Bilby Bites - the food blog from Bilby Marketing

Chocolate and Banana Cake

Now those of you out there that are a bit switched on, may have already noticed that I have posted a chocolate and banana mini loaf cake recipe previously, but I just couldn't resist getting this one to you as it differs quite a bit. I found it on the BBC Good Food recipe site and loved the idea of using sunflower oil as well as the addition of the beaten egg whites. A moist, light chocolate cake containing bananas is very appealing, especially when you have a fruit bowl full of bananas, so I was keen to forge ahead. In truth, I'm not a big chocolate cake fan unless there is also fruit involved. The milk chocolate and sour cream icing is a nice touch, giving it a slightly tart edge to balance the creamy, chocolateyness.

Chocolate and Banana Cake

Chocolate and Banana Cake


  • 100ml sunflower oil, plus extra to grease
  • 175g caster sugar
  • 175g self-raising flour
  • Half tsp bicarbonate of soda
  • 4 tbsp cocoa powder
  • 100g chocolate chips or chunks
  • 175g very ripe bananas
  • 3 medium eggs, 2 separated
  • 50ml milk
  • 100g milk chocolate
  • 100ml sour cream
  • handful dried banana chips, roughly chopped (optional)
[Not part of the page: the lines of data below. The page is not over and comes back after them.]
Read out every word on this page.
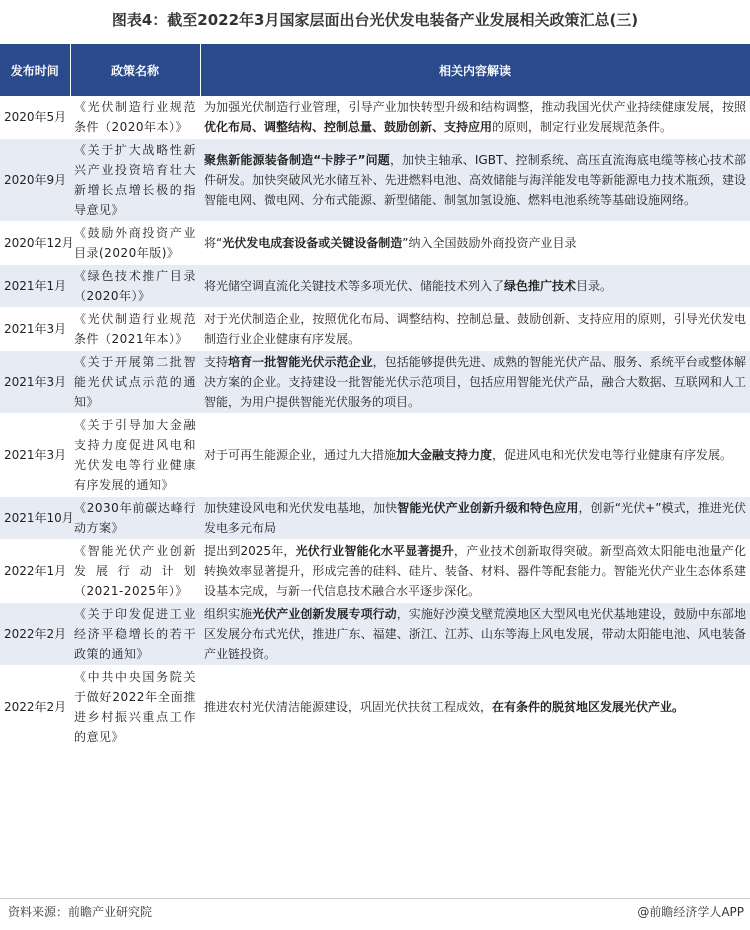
图表4：截至2022年3月国家层面出台光伏发电装备产业发展相关政策汇总(三)
发布时间	政策名称	相关内容解读
2020年5月	《光伏制造行业规范条件（2020年本）》	为加强光伏制造行业管理，引导产业加快转型升级和结构调整，推动我国光伏产业持续健康发展，按照优化布局、调整结构、控制总量、鼓励创新、支持应用的原则，制定行业发展规范条件。
2020年9月	《关于扩大战略性新兴产业投资培育壮大新增长点增长极的指导意见》	聚焦新能源装备制造“卡脖子”问题，加快主轴承、IGBT、控制系统、高压直流海底电缆等核心技术部件研发。加快突破风光水储互补、先进燃料电池、高效储能与海洋能发电等新能源电力技术瓶颈，建设智能电网、微电网、分布式能源、新型储能、制氢加氢设施、燃料电池系统等基础设施网络。
2020年12月	《鼓励外商投资产业目录(2020年版)》	将“光伏发电成套设备或关键设备制造”纳入全国鼓励外商投资产业目录
2021年1月	《绿色技术推广目录（2020年）》	将光储空调直流化关键技术等多项光伏、储能技术列入了绿色推广技术目录。
2021年3月	《光伏制造行业规范条件（2021年本）》	对于光伏制造企业，按照优化布局、调整结构、控制总量、鼓励创新、支持应用的原则，引导光伏发电制造行业企业健康有序发展。
2021年3月	《关于开展第二批智能光伏试点示范的通知》	支持培育一批智能光伏示范企业，包括能够提供先进、成熟的智能光伏产品、服务、系统平台或整体解决方案的企业。支持建设一批智能光伏示范项目，包括应用智能光伏产品，融合大数据、互联网和人工智能，为用户提供智能光伏服务的项目。
2021年3月	《关于引导加大金融支持力度促进风电和光伏发电等行业健康有序发展的通知》	对于可再生能源企业，通过九大措施加大金融支持力度，促进风电和光伏发电等行业健康有序发展。
2021年10月	《2030年前碳达峰行动方案》	加快建设风电和光伏发电基地，加快智能光伏产业创新升级和特色应用，创新“光伏+”模式，推进光伏发电多元布局
2022年1月	《智能光伏产业创新发展行动计划（2021-2025年）》	提出到2025年，光伏行业智能化水平显著提升，产业技术创新取得突破。新型高效太阳能电池量产化转换效率显著提升，形成完善的硅料、硅片、装备、材料、器件等配套能力。智能光伏产业生态体系建设基本完成，与新一代信息技术融合水平逐步深化。
2022年2月	《关于印发促进工业经济平稳增长的若干政策的通知》	组织实施光伏产业创新发展专项行动，实施好沙漠戈壁荒漠地区大型风电光伏基地建设，鼓励中东部地区发展分布式光伏，推进广东、福建、浙江、江苏、山东等海上风电发展，带动太阳能电池、风电装备产业链投资。
2022年2月	《中共中央国务院关于做好2022年全面推进乡村振兴重点工作的意见》	推进农村光伏清洁能源建设，巩固光伏扶贫工程成效，在有条件的脱贫地区发展光伏产业。
资料来源：前瞻产业研究院	@前瞻经济学人APP
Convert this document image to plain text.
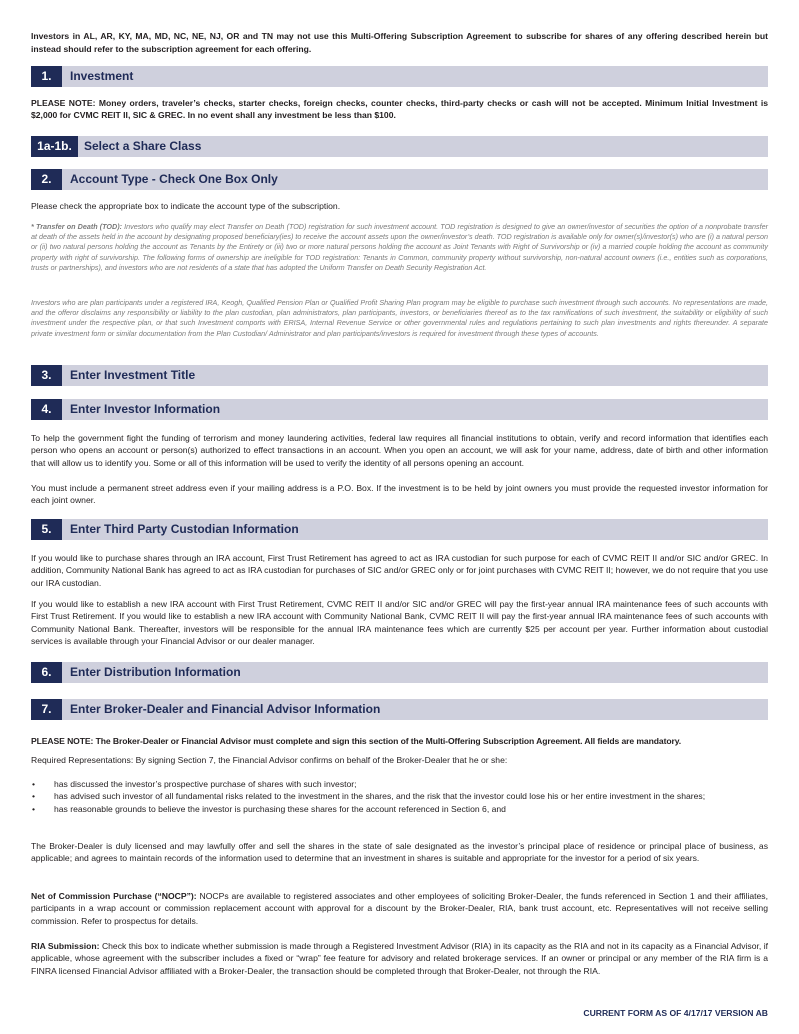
Investors in AL, AR, KY, MA, MD, NC, NE, NJ, OR and TN may not use this Multi-Offering Subscription Agreement to subscribe for shares of any offering described herein but instead should refer to the subscription agreement for each offering.
1.	Investment
PLEASE NOTE: Money orders, traveler’s checks, starter checks, foreign checks, counter checks, third-party checks or cash will not be accepted. Minimum Initial Investment is $2,000 for CVMC REIT II, SIC & GREC. In no event shall any investment be less than $100.
1a-1b.	Select a Share Class
2.	Account Type - Check One Box Only
Please check the appropriate box to indicate the account type of the subscription.
* Transfer on Death (TOD): Investors who qualify may elect Transfer on Death (TOD) registration for such investment account. TOD registration is designed to give an owner/investor of securities the option of a nonprobate transfer at death of the assets held in the account by designating proposed beneficiary(ies) to receive the account assets upon the owner/investor’s death. TOD registration is available only for owner(s)/investor(s) who are (i) a natural person or (ii) two natural persons holding the account as Tenants by the Entirety or (iii) two or more natural persons holding the account as Joint Tenants with Right of Survivorship or (iv) a married couple holding the account as community property with right of survivorship. The following forms of ownership are ineligible for TOD registration: Tenants in Common, community property without survivorship, non-natural account owners (i.e., entities such as corporations, trusts or partnerships), and investors who are not residents of a state that has adopted the Uniform Transfer on Death Security Registration Act.
Investors who are plan participants under a registered IRA, Keogh, Qualified Pension Plan or Qualified Profit Sharing Plan program may be eligible to purchase such investment through such accounts. No representations are made, and the offeror disclaims any responsibility or liability to the plan custodian, plan administrators, plan participants, investors, or beneficiaries thereof as to the tax ramifications of such investment, the suitability or eligibility of such investment under the respective plan, or that such Investment comports with ERISA, Internal Revenue Service or other governmental rules and regulations pertaining to such plan investments and rights thereunder. A separate private investment form or similar documentation from the Plan Custodian/ Administrator and plan participants/investors is required for investment through these types of accounts.
3.	Enter Investment Title
4.	Enter Investor Information
To help the government fight the funding of terrorism and money laundering activities, federal law requires all financial institutions to obtain, verify and record information that identifies each person who opens an account or person(s) authorized to effect transactions in an account. When you open an account, we will ask for your name, address, date of birth and other information that will allow us to identify you. Some or all of this information will be used to verify the identity of all persons opening an account.
You must include a permanent street address even if your mailing address is a P.O. Box. If the investment is to be held by joint owners you must provide the requested investor information for each joint owner.
5.	Enter Third Party Custodian Information
If you would like to purchase shares through an IRA account, First Trust Retirement has agreed to act as IRA custodian for such purpose for each of CVMC REIT II and/or SIC and/or GREC. In addition, Community National Bank has agreed to act as IRA custodian for purchases of SIC and/or GREC only or for joint purchases with CVMC REIT II; however, we do not require that you use our IRA custodian.
If you would like to establish a new IRA account with First Trust Retirement, CVMC REIT II and/or SIC and/or GREC will pay the first-year annual IRA maintenance fees of such accounts with First Trust Retirement. If you would like to establish a new IRA account with Community National Bank, CVMC REIT II will pay the first-year annual IRA maintenance fees of such accounts with Community National Bank. Thereafter, investors will be responsible for the annual IRA maintenance fees which are currently $25 per account per year. Further information about custodial services is available through your Financial Advisor or our dealer manager.
6.	Enter Distribution Information
7.	Enter Broker-Dealer and Financial Advisor Information
PLEASE NOTE: The Broker-Dealer or Financial Advisor must complete and sign this section of the Multi-Offering Subscription Agreement. All fields are mandatory.
Required Representations: By signing Section 7, the Financial Advisor confirms on behalf of the Broker-Dealer that he or she:
• has discussed the investor’s prospective purchase of shares with such investor;
• has advised such investor of all fundamental risks related to the investment in the shares, and the risk that the investor could lose his or her entire investment in the shares;
• has reasonable grounds to believe the investor is purchasing these shares for the account referenced in Section 6, and
The Broker-Dealer is duly licensed and may lawfully offer and sell the shares in the state of sale designated as the investor’s principal place of residence or principal place of business, as applicable; and agrees to maintain records of the information used to determine that an investment in shares is suitable and appropriate for the investor for a period of six years.
Net of Commission Purchase (“NOCP”): NOCPs are available to registered associates and other employees of soliciting Broker-Dealer, the funds referenced in Section 1 and their affiliates, participants in a wrap account or commission replacement account with approval for a discount by the Broker-Dealer, RIA, bank trust account, etc. Representatives will not receive selling commission. Refer to prospectus for details.
RIA Submission: Check this box to indicate whether submission is made through a Registered Investment Advisor (RIA) in its capacity as the RIA and not in its capacity as a Financial Advisor, if applicable, whose agreement with the subscriber includes a fixed or “wrap” fee feature for advisory and related brokerage services. If an owner or principal or any member of the RIA firm is a FINRA licensed Financial Advisor affiliated with a Broker-Dealer, the transaction should be completed through that Broker-Dealer, not through the RIA.
CURRENT FORM AS OF 4/17/17 VERSION AB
  • Heat oven to 160C/140C fan/gas 3. Grease and line a large loaf tin (2lb/800g) with baking parchment. Allow the parchment to come 2cm above the top of the tin.
  • Mix the sugar, flour, bicarb, cocoa and chocolate in a large bowl.
  • Mash the bananas in a separate bowl and stir in the whole egg plus 2 yolks, followed by the oil and milk. Quickly stir the wet banana mixture into the dry ingredients.
  • Beat the egg whites until stiff and stir a quarter of the egg whites into the mixture to loosen, following with the remaining egg whites, folding gently.
  • Gently scrape the mixture into the tin and bake for 70-85 minutes, or until a skewer inserted comes out clean.
  • In the meantime make the icing by melting the chocolate and sour cream together in a heatproof bowl over a pan of barely simmering water. Chill in the fridge until spreadable.
  • Cool the cake in the tin on a wire rack, then remove from the tin and roughly swirl icing over the cake. Scatter with banana chips if you fancy it.

Bilby Boost

  • I had no sunflower oil and only discovered this at the last minute - I used mild olive oil instead and it was absolutely fine.
  • I don't go much for dried banana chips so I left these off - I couldn't bear the thought of another lot of leftover dried fruit sitting in my cupboard for 2 years.
  • Apologies for the single photo, but we got carried away and eat a good deal of it before I realised!